Volume growth trailed behind regional throughput growth in Xiamen port zone. Among the ports in Xiamen port area, the Company’s growth trailed behind other ports in both container and dry bulk cargo handling business segments. We think the shortfall in volume growth between the Company and Xiamen port zone as a whole could be due to intense regional competition, in which part of the growth may be diverted to other ports in the area.

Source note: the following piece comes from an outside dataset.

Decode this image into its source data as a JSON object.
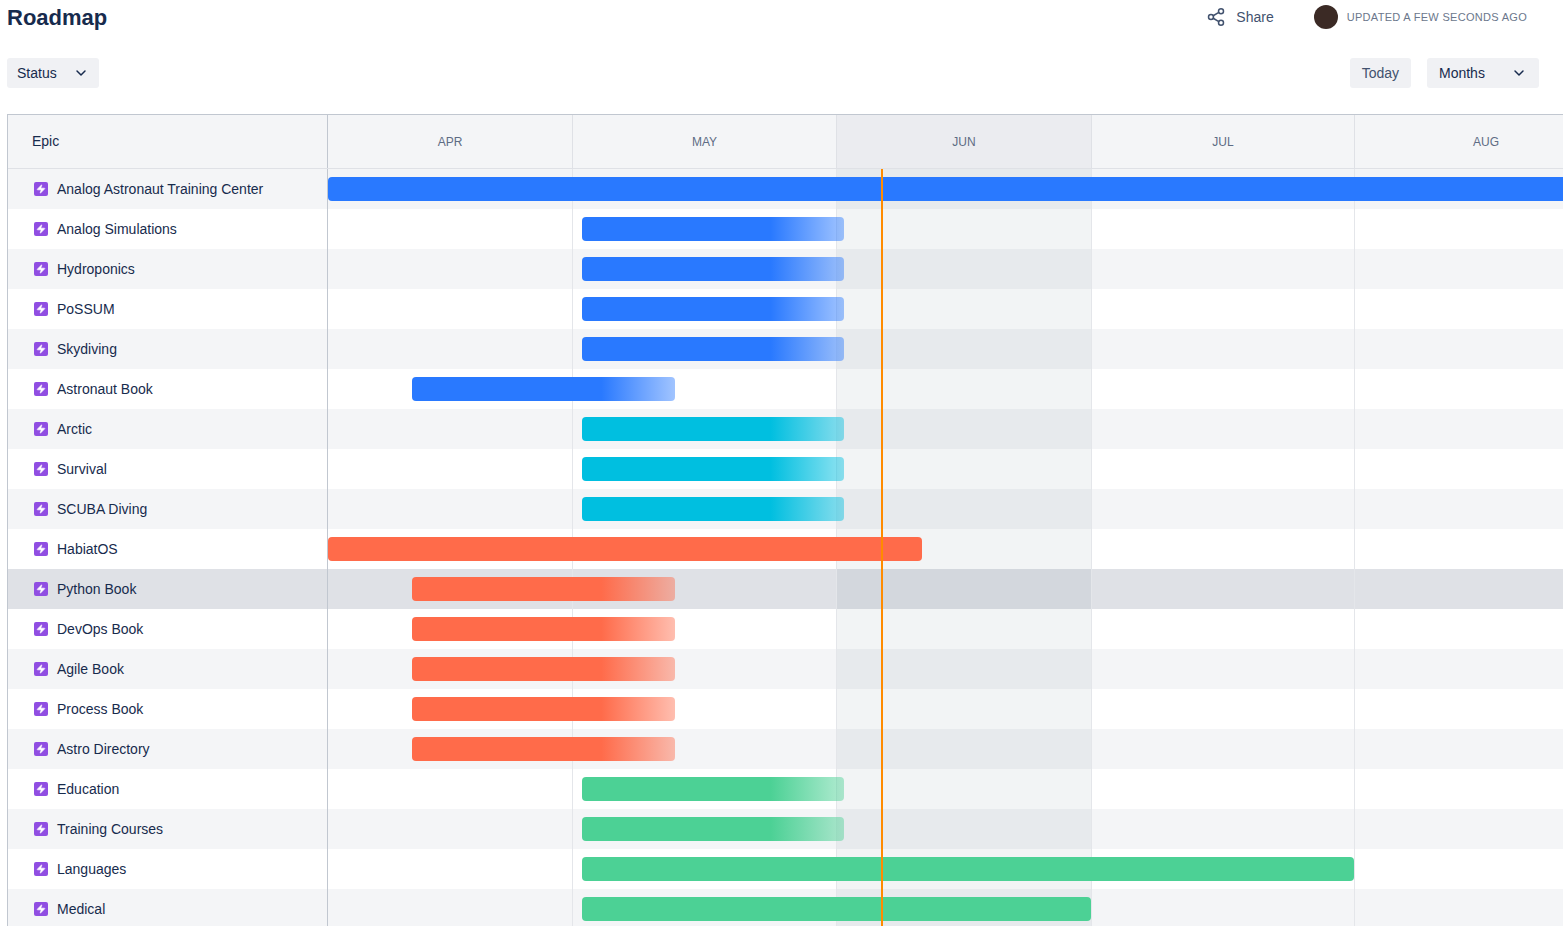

Given the slowdown of China export and trailed growth rate of the Company, we cut our FY11 and FY12 volume growth assumptions. Considering the increasing employee benefit expenses, distribution costs and operating lease expenses, we believe the EBIT margin is expected to fall.
Revise down our FY11-FY13 EPS forecasts by 0.8%, 7.4% and 14.7% to RMB0.117, RMB0.114 and RMB0.115, respectively, based on the intense competition in Xiamen port zone, slowdown of China export trade, and lower volume assumptions. In addition, we think the Company’s dividend payout ratio is expected to fall.
DCF derived FY11 NAV forecast down to HK$1.7. Revise down TP by 33.3% to HK$1.20, downgrade to ‘Neutral’ on lower FY11-FY13 estimates and dividend payout ratio. We think the intense regional competition remains a downside risk to the Company’s earnings. Our TP represents 8.4x FY11 PER or 0.7x FY11 P/B, implying 30.3% discount to our FY11 NAV.